Supreme Court Options
The passing of Supreme Court Justice Ruth Bader Ginzburg raises the temperature in the current electoral campaign. The President has already stated that his choice to succeed her “would probably be a woman”. Among possible nominees are Justices Amy Barrett and Barbara Lagoa. Here is a brief report on both from Reuters:
Barrett is a devout Catholic and mother of seven and was a law clerk for the late Antonin Scalia with whom she is seen as ideologically aligned. Lagoa hails from Florida where she served on the Supreme Court before becoming a Federal judge. In our view, the more likely nominee is Lagoa because she is from Florida, a crucial swing state, and would play better with late-deciding independents. Although Barrett has more appeal for the Republican base, naming her could backfire on Trump by galvanizing and drawing to the ballot larger numbers of Democratic voters.
Markets in the Fall
The market sell-off that we foresaw in the September 2nd Briefs is continuing. The S&P 500 is now barely positive in 2020, after being up 5% year to date (ytd) in February, then down 32% ytd (a 35% drawdown from peak) in March then up 11% ytd (a 63% surge from bottom) in early September. Meanwhile the Nasdaq is now still up 20% in 2020, after being up 11% ytd in February, then down 24% ytd (a 31% drawdown) in March then up 42% ytd (an 86% surge) in early September.
The tech giants that led the March to September rally have all retreated over 10% since their summer highs but they are still positive ytd.
It is unlikely that a full recovery will take place before the outcome of the presidential election is known. The race is close enough that a Biden victory is a very real possibility, an event that would lead to a market sell-off at least in the near-term. The longer-term path will be easier to project after all results are known, the most market-negative combination being a Biden win and a Democrat-majority senate.

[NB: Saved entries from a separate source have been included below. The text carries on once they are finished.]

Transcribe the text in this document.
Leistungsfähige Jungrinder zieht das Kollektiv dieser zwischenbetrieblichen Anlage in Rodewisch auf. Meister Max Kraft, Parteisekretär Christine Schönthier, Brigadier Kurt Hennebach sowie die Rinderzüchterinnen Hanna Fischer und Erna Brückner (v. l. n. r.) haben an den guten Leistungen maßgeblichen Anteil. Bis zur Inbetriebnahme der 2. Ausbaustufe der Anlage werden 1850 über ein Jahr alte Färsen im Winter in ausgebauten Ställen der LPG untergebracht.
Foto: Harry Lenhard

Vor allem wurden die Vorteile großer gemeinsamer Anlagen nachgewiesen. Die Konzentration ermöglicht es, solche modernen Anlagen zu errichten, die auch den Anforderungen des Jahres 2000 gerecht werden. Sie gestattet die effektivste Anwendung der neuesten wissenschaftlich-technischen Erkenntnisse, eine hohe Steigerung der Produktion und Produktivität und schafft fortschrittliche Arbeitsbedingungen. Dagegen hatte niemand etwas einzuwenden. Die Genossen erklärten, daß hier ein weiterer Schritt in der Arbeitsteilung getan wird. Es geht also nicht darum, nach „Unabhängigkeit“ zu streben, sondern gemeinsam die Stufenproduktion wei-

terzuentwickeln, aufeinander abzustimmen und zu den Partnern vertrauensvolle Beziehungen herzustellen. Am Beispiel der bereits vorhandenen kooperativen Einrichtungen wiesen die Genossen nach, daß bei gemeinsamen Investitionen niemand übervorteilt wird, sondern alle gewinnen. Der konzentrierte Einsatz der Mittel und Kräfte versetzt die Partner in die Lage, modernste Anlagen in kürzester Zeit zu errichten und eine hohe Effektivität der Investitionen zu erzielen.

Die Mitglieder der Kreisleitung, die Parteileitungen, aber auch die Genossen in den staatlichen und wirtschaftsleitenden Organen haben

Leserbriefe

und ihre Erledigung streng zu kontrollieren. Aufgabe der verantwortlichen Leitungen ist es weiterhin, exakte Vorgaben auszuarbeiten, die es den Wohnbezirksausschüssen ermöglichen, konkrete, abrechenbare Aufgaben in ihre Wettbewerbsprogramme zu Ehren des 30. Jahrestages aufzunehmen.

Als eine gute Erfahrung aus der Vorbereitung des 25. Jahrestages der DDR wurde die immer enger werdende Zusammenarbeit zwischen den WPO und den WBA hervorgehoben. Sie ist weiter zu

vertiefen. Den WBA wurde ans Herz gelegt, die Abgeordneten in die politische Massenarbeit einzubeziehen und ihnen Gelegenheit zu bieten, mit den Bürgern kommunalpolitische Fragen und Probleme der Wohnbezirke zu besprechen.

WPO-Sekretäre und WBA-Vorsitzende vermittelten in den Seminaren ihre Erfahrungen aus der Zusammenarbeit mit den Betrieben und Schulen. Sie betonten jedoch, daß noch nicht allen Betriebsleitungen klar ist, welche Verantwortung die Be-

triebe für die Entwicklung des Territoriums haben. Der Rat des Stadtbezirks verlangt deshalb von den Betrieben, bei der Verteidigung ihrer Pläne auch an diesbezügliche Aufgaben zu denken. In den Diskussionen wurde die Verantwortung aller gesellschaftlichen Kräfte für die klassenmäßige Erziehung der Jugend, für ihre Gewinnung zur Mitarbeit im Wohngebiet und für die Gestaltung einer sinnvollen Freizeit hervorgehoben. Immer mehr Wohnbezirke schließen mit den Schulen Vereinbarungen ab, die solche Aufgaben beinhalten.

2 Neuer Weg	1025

The increase in mail-in ballots, in part driven by the pandemic, adds another complication. With President Trump stating repeatedly his lack of confidence in the integrity of these votes, it is not difficult to paint a scenario of a contested outcome.
Another upcoming milestone will be the results of phase 3 trials for vaccines likely to be released before the election. Obviously, success would be supportive of the market, albeit to a limited extent because success is already largely assumed and priced in. On the other hand, disappointment would lead to more downside and a sense of disorientation among investors because our ability to get past the pandemic would be delayed by many months.
With all the uncertainty and possible erosion of trust, it is easy to see gold making new highs in the coming months. The near-term may be clouded by margin calls and “sell what you can” trading as we saw on some recent days but Ron Swanson may yet smile to the end of the year or beyond.